I. Giriş :
Bu kısa yazımızda yazı başlığında yer alan ibarenin önemine dikkat çekeceğiz. Bu ibarenin duruşma zabıtlarında bulunması halinde sanık lehine olan hükümlerin yani TCK’nın 50, 51 ve CMK’nın 231. maddelerinin uygulanmaması ve tartışılmaması İstinaf ve Yargıtay kararlarına sıklıkla konu olmuştur.

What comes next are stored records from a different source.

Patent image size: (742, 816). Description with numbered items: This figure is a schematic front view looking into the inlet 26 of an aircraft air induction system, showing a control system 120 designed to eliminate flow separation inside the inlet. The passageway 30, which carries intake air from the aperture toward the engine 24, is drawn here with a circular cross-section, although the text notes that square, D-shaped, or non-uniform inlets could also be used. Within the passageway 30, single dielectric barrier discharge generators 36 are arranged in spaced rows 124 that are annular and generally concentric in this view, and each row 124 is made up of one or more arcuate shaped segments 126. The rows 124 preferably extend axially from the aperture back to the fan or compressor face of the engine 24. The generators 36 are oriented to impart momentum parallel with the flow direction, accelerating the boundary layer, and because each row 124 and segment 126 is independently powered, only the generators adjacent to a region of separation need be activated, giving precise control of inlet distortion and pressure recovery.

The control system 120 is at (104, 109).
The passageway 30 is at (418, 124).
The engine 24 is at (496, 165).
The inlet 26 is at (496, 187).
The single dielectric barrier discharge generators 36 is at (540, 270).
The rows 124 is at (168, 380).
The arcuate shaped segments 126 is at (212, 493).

Hapis Cezasının Ertelenmesi, Hükmün Açıklanmasının Geri Bırakılması, Adli Para Cezasına Çevirme, özellikle de basit taksirle işlenen suçlarda bir ceza sınırlaması bulunmaması hasebiyle taksirli suçlarda sıklıkla uygulama alanı bulmaktadır. Adli para cezasına çevirme kurumunu düzenleyen TCK 50/1 ve 50/4 hükümleri, verilen kısa süreli hapis cezalarında ve ceza miktarına bakılmaksızın basit taksirle işlenen tüm suçlarda verilen hapis cezasının; suçlunun kişiliğine, sosyal ve ekonomik durumuna, yargılama sürecinde duyduğu pişmanlığa ve suçun işlenmesindeki özelliklere göre adli para cezasına çevrilebileceğini düzenlemektedir.
II. Adli Para cezasına çevirmeye yönelik talebin duruşma zaptında bulunması:
Sanık Müdafii duruşmada Adli Para Cezasına çevrilmesine yönelik talep bulunması gerekmektedir.

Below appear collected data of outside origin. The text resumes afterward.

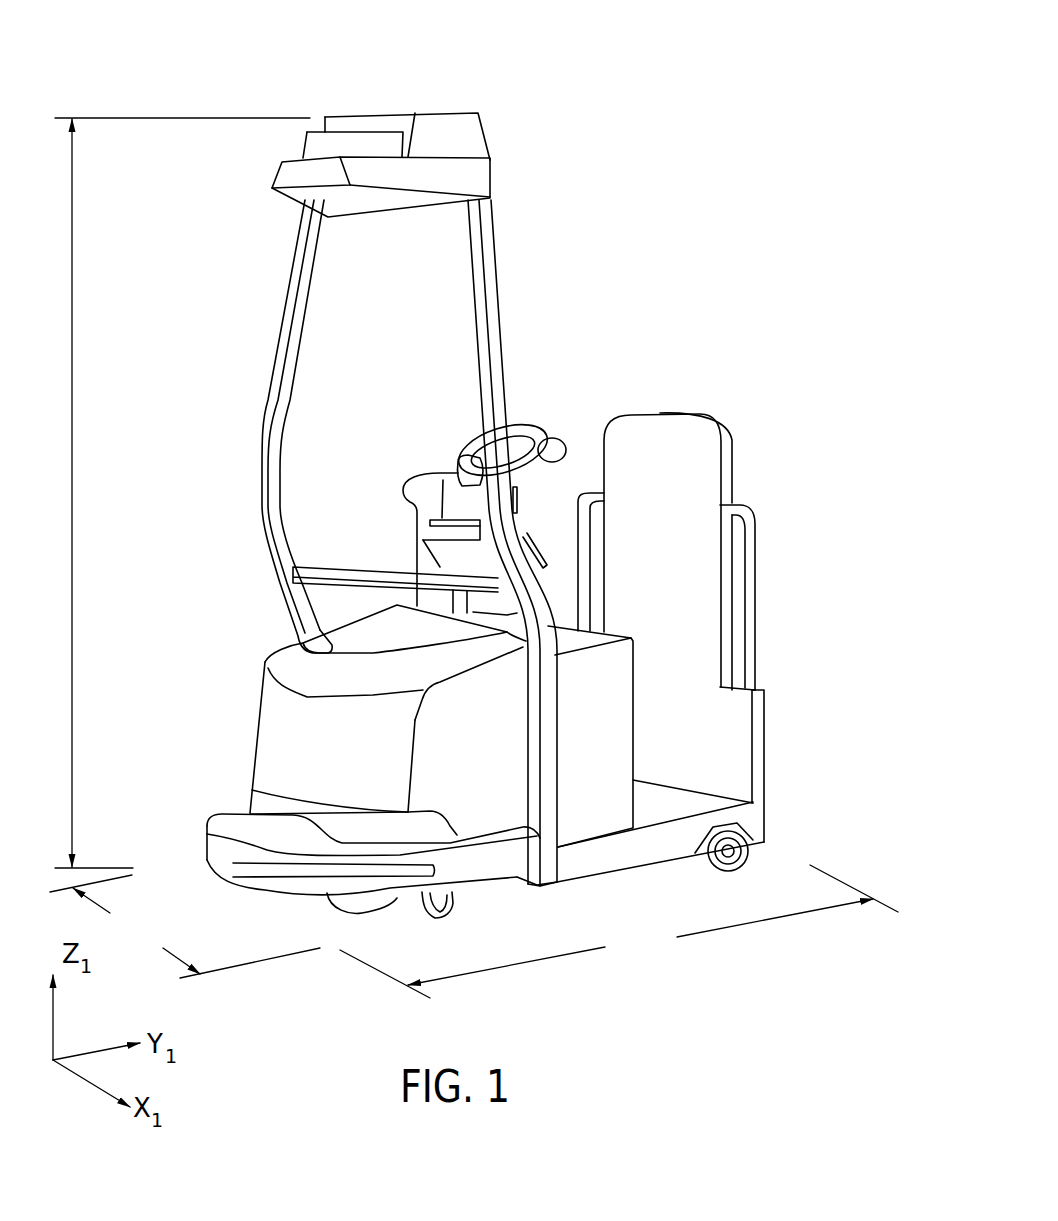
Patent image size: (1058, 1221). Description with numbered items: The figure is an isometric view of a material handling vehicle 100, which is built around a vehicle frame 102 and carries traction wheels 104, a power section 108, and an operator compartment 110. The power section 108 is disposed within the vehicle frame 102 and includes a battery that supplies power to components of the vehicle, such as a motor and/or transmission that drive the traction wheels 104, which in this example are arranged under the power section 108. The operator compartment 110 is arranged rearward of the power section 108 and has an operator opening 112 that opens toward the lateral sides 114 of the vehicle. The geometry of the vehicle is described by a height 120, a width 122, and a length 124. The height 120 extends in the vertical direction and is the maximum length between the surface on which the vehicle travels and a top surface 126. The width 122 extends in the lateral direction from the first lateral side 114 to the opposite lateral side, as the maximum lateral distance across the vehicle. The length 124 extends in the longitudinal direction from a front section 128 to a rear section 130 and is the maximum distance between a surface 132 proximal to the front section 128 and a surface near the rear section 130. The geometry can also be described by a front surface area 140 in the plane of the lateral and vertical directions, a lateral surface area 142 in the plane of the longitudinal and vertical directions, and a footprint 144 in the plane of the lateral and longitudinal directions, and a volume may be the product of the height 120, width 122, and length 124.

The material handling vehicle 100 is at (714, 120).
The vehicle frame 102 is at (272, 416).
The traction wheels 104 is at (447, 917).
The power section 108 is at (272, 722).
The operator compartment 110 is at (728, 596).
The operator opening 112 is at (560, 521).
The lateral sides 114 is at (607, 735).
The height 120 is at (179, 493).
The width 122 is at (185, 926).
The length 124 is at (619, 931).
The top surface 126 is at (438, 112).
The front section 128 is at (230, 658).
The rear section 130 is at (689, 393).
The surface proximal to the front section 132 is at (236, 848).
The front surface area 140 is at (192, 362).
The lateral surface area 142 is at (783, 850).
The footprint 144 is at (398, 908).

Kanun metninde adli para cezasına çevirme kurumunun uygulanabilmesi için sanık bakımından özel bir kabul yahut talep şartının aranmadığı görülmektedir. Buna rağmen Bölge Adliye Mahkemesi ve Yargıtay kararlarında sıklıkla sanık veya müdafisinin adli para cezasına çevirmeyi talep etmesine özel bir önem atfedildiğine dair ifadeler göze çarpmaktadır. Sanığın durumu adli para cezasına çevirme için kanuni şartları sağlıyorsa ve sanık veya müdafi para cezasına çevirmeyi talep etmişe, bu konuda bir karar verilmemiş olması ya da dosya kapsamıyla uyuşmayan, yetersiz ve matbu gerekçelerle talebin reddine karar verilmesi bozma nedeni olarak görülmektedir.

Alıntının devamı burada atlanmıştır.